Nenhuma fonte é inerentemente superior; cada uma troca um conjunto de propriedades por outro. Se você ampliar em papel de contraste variável, o espectro da fonte de luz torna-se uma segunda consideração. O Ilford Multigrade possui duas emulsões — uma camada de baixo contraste sensível à luz verde e uma camada de alto contraste sensível à luz azul — e o grau é definido pela proporção verde-azul. Os tubos clássicos de luz fria emitem predominantemente luz azul, o que superexpõe a camada de alto contraste e leva as cópias para dureza acima do que a filtragem sugere; é exatamente por isso que a Aristo e outras fabricantes construíram posteriormente cabeças de luz fria VC de tubo duplo, e por que as cabeças dicroicas e as cabeças Multigrade dedicadas oferecem um controle de grau mais limpo. Uma exceção útil elimina completamente a questão da cabeça: um filme cromogênico preto-e-branco revelado em C-41, como o Ilford XP2 Super (ou o descontinuado Kodak BW400CN), forma sua imagem a partir de nuvens de corante que absorvem em vez de dispersar a luz, de modo que Q se aproxima de 1 e o contraste na cópia é praticamente independente de qual ampliador você usa.
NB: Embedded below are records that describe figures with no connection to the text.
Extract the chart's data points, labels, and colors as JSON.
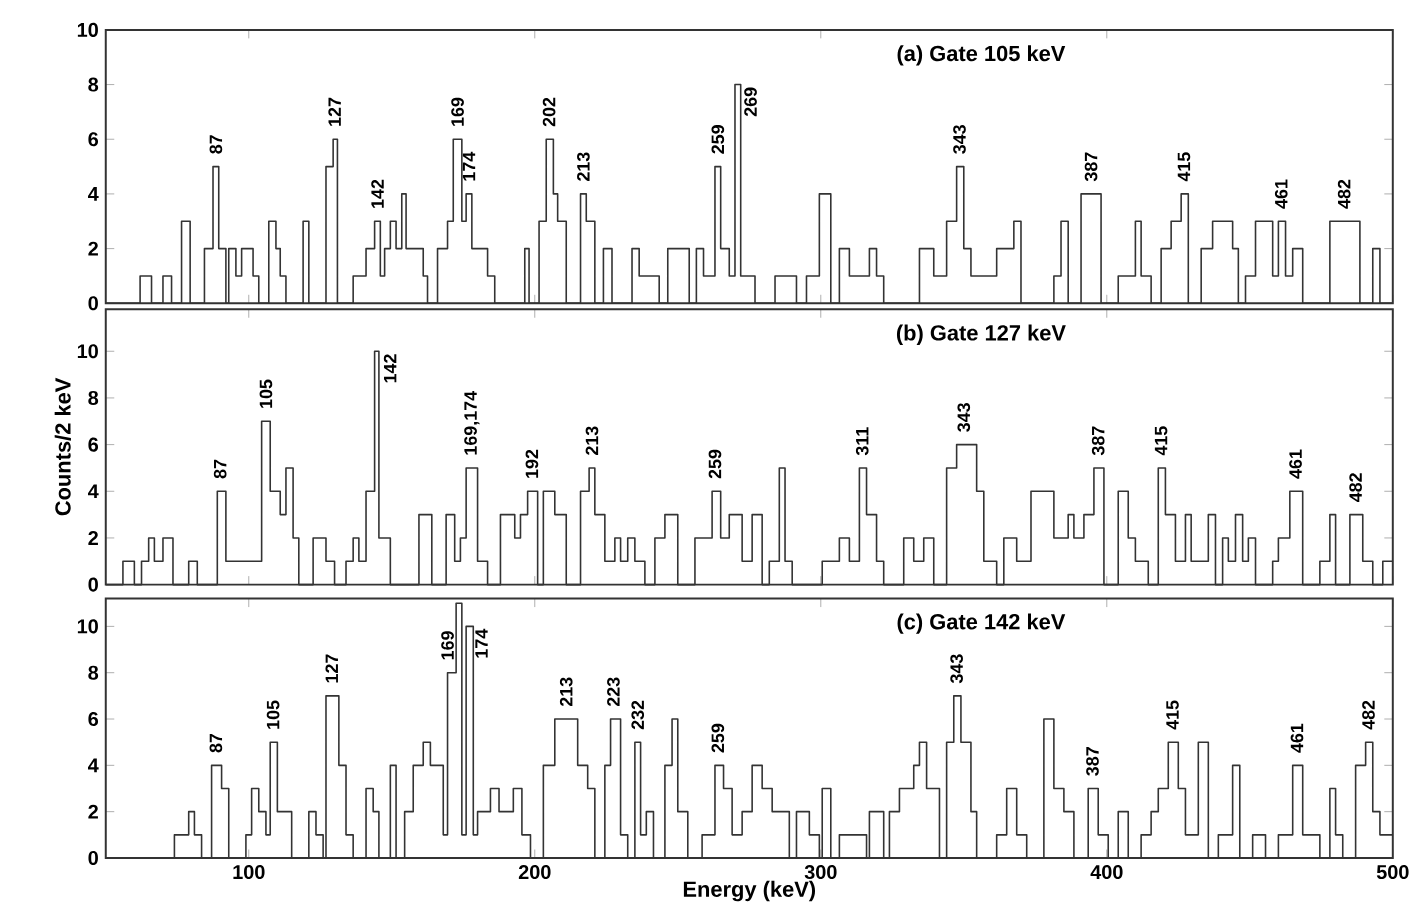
{
  "chart_data": [
    {
      "type": "step",
      "title": "(a) Gate 105 keV",
      "color": "#333333",
      "xlim": [
        50,
        500
      ],
      "ylim": [
        0,
        10
      ],
      "xticks": [
        100,
        200,
        300,
        400,
        500
      ],
      "yticks": [
        0,
        2,
        4,
        6,
        8,
        10
      ],
      "tick_labels": "y",
      "x": [
        50,
        62,
        66,
        70,
        73,
        76.5,
        79.5,
        84.5,
        87.5,
        89.5,
        92,
        93,
        95.5,
        97.5,
        101.5,
        103.5,
        107,
        109.5,
        111,
        113,
        119,
        121,
        127,
        129.5,
        131,
        136.5,
        141,
        144,
        146,
        147.5,
        149.5,
        151.5,
        153.5,
        155,
        161,
        162.5,
        166,
        169.5,
        171.5,
        174.5,
        176,
        178,
        183.5,
        186,
        196.5,
        198,
        201.5,
        204,
        206.5,
        208,
        211,
        216,
        218,
        221,
        224,
        227,
        234,
        236.5,
        243.5,
        246.5,
        254,
        256.5,
        259,
        263,
        265,
        268,
        270,
        272,
        277,
        284,
        291.5,
        295,
        299.5,
        303.5,
        306.5,
        310,
        317,
        319.5,
        322,
        334.5,
        339.5,
        344,
        347.5,
        350,
        352.5,
        361.5,
        367.5,
        370,
        381.5,
        384,
        386.5,
        391,
        398,
        404,
        410,
        412,
        415.5,
        419,
        422.5,
        426,
        428.5,
        433,
        437,
        444,
        446,
        448.5,
        452,
        458,
        460,
        462.5,
        465,
        468.5,
        478,
        488.5,
        493,
        495.5,
        500
      ],
      "values": [
        0,
        1,
        0,
        1,
        0,
        3,
        0,
        2,
        5,
        2,
        0,
        2,
        1,
        2,
        1,
        0,
        3,
        2,
        1,
        0,
        3,
        0,
        5,
        6,
        0,
        1,
        2,
        3,
        1,
        2,
        3,
        2,
        4,
        2,
        1,
        0,
        2,
        3,
        6,
        3,
        4,
        2,
        1,
        0,
        2,
        0,
        3,
        6,
        4,
        3,
        0,
        4,
        3,
        0,
        2,
        0,
        2,
        1,
        0,
        2,
        0,
        2,
        1,
        5,
        2,
        1,
        8,
        1,
        0,
        1,
        0,
        1,
        4,
        0,
        2,
        1,
        2,
        1,
        0,
        2,
        1,
        3,
        5,
        2,
        1,
        2,
        3,
        0,
        1,
        3,
        0,
        4,
        0,
        1,
        3,
        1,
        0,
        2,
        3,
        4,
        0,
        2,
        3,
        2,
        0,
        1,
        3,
        1,
        3,
        1,
        2,
        0,
        3,
        0,
        2,
        0,
        0
      ],
      "annotations": [
        {
          "text": "87",
          "x": 88.5,
          "y": 5
        },
        {
          "text": "127",
          "x": 130,
          "y": 6
        },
        {
          "text": "142",
          "x": 145,
          "y": 3
        },
        {
          "text": "169",
          "x": 173,
          "y": 6
        },
        {
          "text": "174",
          "x": 177,
          "y": 4
        },
        {
          "text": "202",
          "x": 205,
          "y": 6
        },
        {
          "text": "213",
          "x": 217,
          "y": 4
        },
        {
          "text": "259",
          "x": 264,
          "y": 5
        },
        {
          "text": "269",
          "x": 271,
          "y": 8
        },
        {
          "text": "343",
          "x": 348.5,
          "y": 5
        },
        {
          "text": "387",
          "x": 394.5,
          "y": 4
        },
        {
          "text": "415",
          "x": 427,
          "y": 4
        },
        {
          "text": "461",
          "x": 461,
          "y": 3
        },
        {
          "text": "482",
          "x": 483,
          "y": 3
        }
      ]
    },
    {
      "type": "step",
      "title": "(b) Gate 127 keV",
      "ylabel": "Counts/2 keV",
      "color": "#333333",
      "xlim": [
        50,
        500
      ],
      "ylim": [
        0,
        11.8
      ],
      "xticks": [
        100,
        200,
        300,
        400,
        500
      ],
      "yticks": [
        0,
        2,
        4,
        6,
        8,
        10
      ],
      "tick_labels": "y",
      "x": [
        50,
        56,
        60,
        62.5,
        65,
        67,
        70,
        73.5,
        79,
        82,
        89,
        92,
        104.5,
        107.5,
        111,
        113,
        115.5,
        117.5,
        122.5,
        127,
        130,
        134,
        136.5,
        138.5,
        141,
        144,
        145.5,
        149.5,
        159.5,
        164,
        169,
        172,
        174,
        176,
        180,
        183.5,
        188,
        193,
        195,
        197.5,
        201,
        203,
        207,
        211,
        216,
        219,
        221,
        224.5,
        228,
        230,
        232.5,
        235,
        238.5,
        242,
        245.5,
        250,
        256,
        262,
        265,
        268,
        272.5,
        276,
        279.5,
        282,
        285.5,
        287.5,
        290,
        300.5,
        306.5,
        310,
        313.5,
        316,
        319.5,
        322,
        329,
        332.5,
        336,
        339.5,
        344,
        347.5,
        354.5,
        357,
        361.5,
        364,
        368.5,
        373.5,
        381.5,
        386.5,
        388.5,
        392,
        395.5,
        399,
        404,
        407.5,
        410,
        414.5,
        418,
        420.5,
        424,
        427.5,
        429.5,
        435.5,
        438,
        440.5,
        442.5,
        445,
        447.5,
        449.5,
        452,
        458,
        460,
        464,
        468.5,
        474.5,
        478,
        480,
        485,
        489.5,
        493,
        496.5,
        500
      ],
      "values": [
        0,
        1,
        0,
        1,
        2,
        1,
        2,
        0,
        1,
        0,
        4,
        1,
        7,
        4,
        3,
        5,
        2,
        0,
        2,
        1,
        0,
        1,
        2,
        1,
        4,
        10,
        2,
        0,
        3,
        0,
        3,
        1,
        2,
        5,
        1,
        0,
        3,
        2,
        3,
        4,
        0,
        4,
        3,
        0,
        4,
        5,
        3,
        1,
        2,
        1,
        2,
        1,
        0,
        2,
        3,
        0,
        2,
        4,
        2,
        3,
        1,
        3,
        0,
        1,
        5,
        1,
        0,
        1,
        2,
        1,
        5,
        3,
        1,
        0,
        2,
        1,
        2,
        0,
        5,
        6,
        4,
        1,
        0,
        2,
        1,
        4,
        2,
        3,
        2,
        3,
        5,
        0,
        4,
        2,
        1,
        0,
        5,
        3,
        1,
        3,
        1,
        3,
        0,
        2,
        1,
        3,
        1,
        2,
        0,
        1,
        2,
        4,
        0,
        1,
        3,
        0,
        3,
        1,
        0,
        1,
        1
      ],
      "annotations": [
        {
          "text": "87",
          "x": 90,
          "y": 4
        },
        {
          "text": "105",
          "x": 106,
          "y": 7
        },
        {
          "text": "142",
          "x": 145,
          "y": 10
        },
        {
          "text": "169,174",
          "x": 178,
          "y": 5
        },
        {
          "text": "192",
          "x": 199,
          "y": 4
        },
        {
          "text": "213",
          "x": 220,
          "y": 5
        },
        {
          "text": "259",
          "x": 263,
          "y": 4
        },
        {
          "text": "311",
          "x": 314.5,
          "y": 5
        },
        {
          "text": "343",
          "x": 350,
          "y": 6
        },
        {
          "text": "387",
          "x": 397,
          "y": 5
        },
        {
          "text": "415",
          "x": 419,
          "y": 5
        },
        {
          "text": "461",
          "x": 466,
          "y": 4
        },
        {
          "text": "482",
          "x": 487,
          "y": 3
        }
      ]
    },
    {
      "type": "step",
      "title": "(c) Gate 142 keV",
      "xlabel": "Energy (keV)",
      "color": "#333333",
      "xlim": [
        50,
        500
      ],
      "ylim": [
        0,
        11.2
      ],
      "xticks": [
        100,
        200,
        300,
        400,
        500
      ],
      "yticks": [
        0,
        2,
        4,
        6,
        8,
        10
      ],
      "x": [
        50,
        74,
        79,
        81,
        83.5,
        87,
        90.5,
        93,
        99,
        101,
        103.5,
        106,
        107.5,
        110,
        115,
        121,
        123.5,
        126,
        127,
        131.5,
        134,
        136.5,
        141,
        143.5,
        145.5,
        149.5,
        151.5,
        154.5,
        157.5,
        161,
        163.5,
        168,
        169.5,
        172.5,
        174.5,
        176,
        178.5,
        180,
        184.5,
        187.5,
        192.5,
        195.5,
        198.5,
        203,
        207,
        215,
        218.5,
        221,
        224.5,
        226.5,
        230,
        232.5,
        235,
        237,
        239,
        241.5,
        245.5,
        248,
        250,
        253.5,
        258.5,
        263,
        266,
        269,
        272.5,
        276,
        279.5,
        283,
        289,
        291.5,
        296,
        299.5,
        300.5,
        303.5,
        306.5,
        316,
        317,
        322,
        324,
        327.5,
        332.5,
        334.5,
        337,
        341.5,
        344,
        346.5,
        349,
        352.5,
        354.5,
        361.5,
        365,
        368.5,
        372,
        378,
        381.5,
        385,
        388.5,
        393.5,
        397,
        400.5,
        404,
        407.5,
        412,
        415.5,
        418,
        421.5,
        425,
        427.5,
        432,
        435.5,
        439,
        444,
        446.5,
        451,
        455.5,
        460,
        465,
        468.5,
        474.5,
        478,
        480,
        482.5,
        487,
        490.5,
        493,
        495.5,
        500
      ],
      "values": [
        0,
        1,
        2,
        1,
        0,
        4,
        3,
        0,
        1,
        3,
        2,
        1,
        5,
        2,
        0,
        2,
        1,
        0,
        7,
        4,
        1,
        0,
        3,
        2,
        0,
        4,
        0,
        2,
        4,
        5,
        4,
        1,
        8,
        11,
        1,
        10,
        1,
        2,
        3,
        2,
        3,
        1,
        0,
        4,
        6,
        4,
        3,
        0,
        4,
        6,
        1,
        0,
        5,
        1,
        2,
        0,
        4,
        6,
        2,
        0,
        1,
        4,
        3,
        1,
        2,
        4,
        3,
        2,
        0,
        2,
        1,
        0,
        3,
        0,
        1,
        0,
        2,
        0,
        2,
        3,
        4,
        5,
        3,
        0,
        5,
        7,
        5,
        2,
        0,
        1,
        3,
        1,
        0,
        6,
        3,
        2,
        0,
        3,
        1,
        0,
        2,
        0,
        1,
        2,
        3,
        5,
        3,
        1,
        5,
        0,
        1,
        4,
        0,
        1,
        0,
        1,
        4,
        1,
        0,
        3,
        1,
        0,
        4,
        5,
        2,
        1,
        1
      ],
      "annotations": [
        {
          "text": "87",
          "x": 88.5,
          "y": 4
        },
        {
          "text": "105",
          "x": 108.5,
          "y": 5
        },
        {
          "text": "127",
          "x": 129,
          "y": 7
        },
        {
          "text": "169",
          "x": 169.5,
          "y": 8
        },
        {
          "text": "174",
          "x": 177,
          "y": 10
        },
        {
          "text": "213",
          "x": 211,
          "y": 6
        },
        {
          "text": "223",
          "x": 227.5,
          "y": 6
        },
        {
          "text": "232",
          "x": 236,
          "y": 5
        },
        {
          "text": "259",
          "x": 264,
          "y": 4
        },
        {
          "text": "343",
          "x": 347.5,
          "y": 7
        },
        {
          "text": "387",
          "x": 395,
          "y": 3
        },
        {
          "text": "415",
          "x": 423,
          "y": 5
        },
        {
          "text": "461",
          "x": 466.5,
          "y": 4
        },
        {
          "text": "482",
          "x": 491.5,
          "y": 5
        }
      ]
    }
  ]
}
Ansel Adams ampliou quase exclusivamente sob fontes difusas de luz fria, considerando-as mais em harmonia com a tonalidade inerente do negativo, e em The Negative (1981, Ch. 10) ele fornece alvos de densidade separados para zona I, IV e VIII para ampliadores de condensador versus difusão, em vez de tratar um único negativo como adequado para ambos. A escolha fundamentada depende, portanto, dos negativos em mãos: cabeças de condensador se adequam a negativos finos ou de baixo contraste e recompensam o manuseio impecável do filme, enquanto cabeças de difusão se adequam a negativos densos ou de alto contraste, perdoam pequenas imperfeições físicas e — especialmente com 35mm de grão grosso — mantêm o contraste mais próximo de onde a revelação o deixou.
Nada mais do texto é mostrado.